Dr. Bhavya Lal

 

Bhavya is the former Associate Administrator for technology, policy, and strategy within the office of the NASA Administrator, and responsible for providing evidence-driven advice to NASA leadership on internal and external policy issues, strategic planning, and technology investments.

Prior to her Associate Administrator role and in the first 100 days of the Biden Administration, Lal was the acting Chief of Staff at NASA and directed the agency’s transition under the administration of President Biden. Before arriving at NASA, she was a member of the Presidential Transition Agency Review Teams for both NASA and the Department of Defense. For 15 years prior to that, Dr. Lal led strategy, technology assessment, and policy studies and analyses at the Institute for Defense Analyses (IDA) Science and Technology Policy Institute (STPI). Before coming to IDA, Lal was Director of the Center for Science and Technology Policy Studies at Abt Associates, a global policy research and consulting firm based in Cambridge, MA.

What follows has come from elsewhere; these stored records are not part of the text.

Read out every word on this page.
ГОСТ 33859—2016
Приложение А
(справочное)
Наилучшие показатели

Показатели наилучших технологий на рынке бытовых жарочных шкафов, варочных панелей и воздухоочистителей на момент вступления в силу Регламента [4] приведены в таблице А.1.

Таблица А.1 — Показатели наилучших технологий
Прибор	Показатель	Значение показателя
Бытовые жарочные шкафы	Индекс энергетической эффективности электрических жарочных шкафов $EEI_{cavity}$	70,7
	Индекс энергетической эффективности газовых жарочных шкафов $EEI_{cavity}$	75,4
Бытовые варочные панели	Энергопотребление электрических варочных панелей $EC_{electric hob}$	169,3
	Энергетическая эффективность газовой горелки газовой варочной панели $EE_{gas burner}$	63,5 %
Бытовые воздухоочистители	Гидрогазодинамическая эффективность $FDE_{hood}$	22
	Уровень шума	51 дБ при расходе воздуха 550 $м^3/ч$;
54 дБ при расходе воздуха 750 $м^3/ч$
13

Dr. Lal is an active member of the space technology and policy community, having chaired, co-chaired, or served on six high-impact National Academy of Sciences (NAS) ad hoc committees. She served two consecutive terms on the NOAA Federal Advisory Committee on Commercial Remote Sensing (ACCRES), was an External Council Member of the NASA Innovative Advanced Concepts (NIAC) Program, and was selected to join the NASA Technology, Innovation and Engineering Advisory Committee (NAC/TIE). She co-founded and co-chaired the policy track of the American Nuclear Society’s annual conference on Nuclear and Emerging Technologies in Space (NETS). She guest lectures at universities across the country including MIT, Georgetown, Arizona State, Syracuse, and others, and has testified multiple times to Congress and the National Space Council. Dr. Lal’s analyses have been at the center of almost all space-relevant policies for the last decade. For her outstanding contributions to the development of astronautics, she was nominated and selected to be a Member “Academician” of the International Academy of Astronautics, as well as inducted into the YWCA’s Academy of Women Achievers.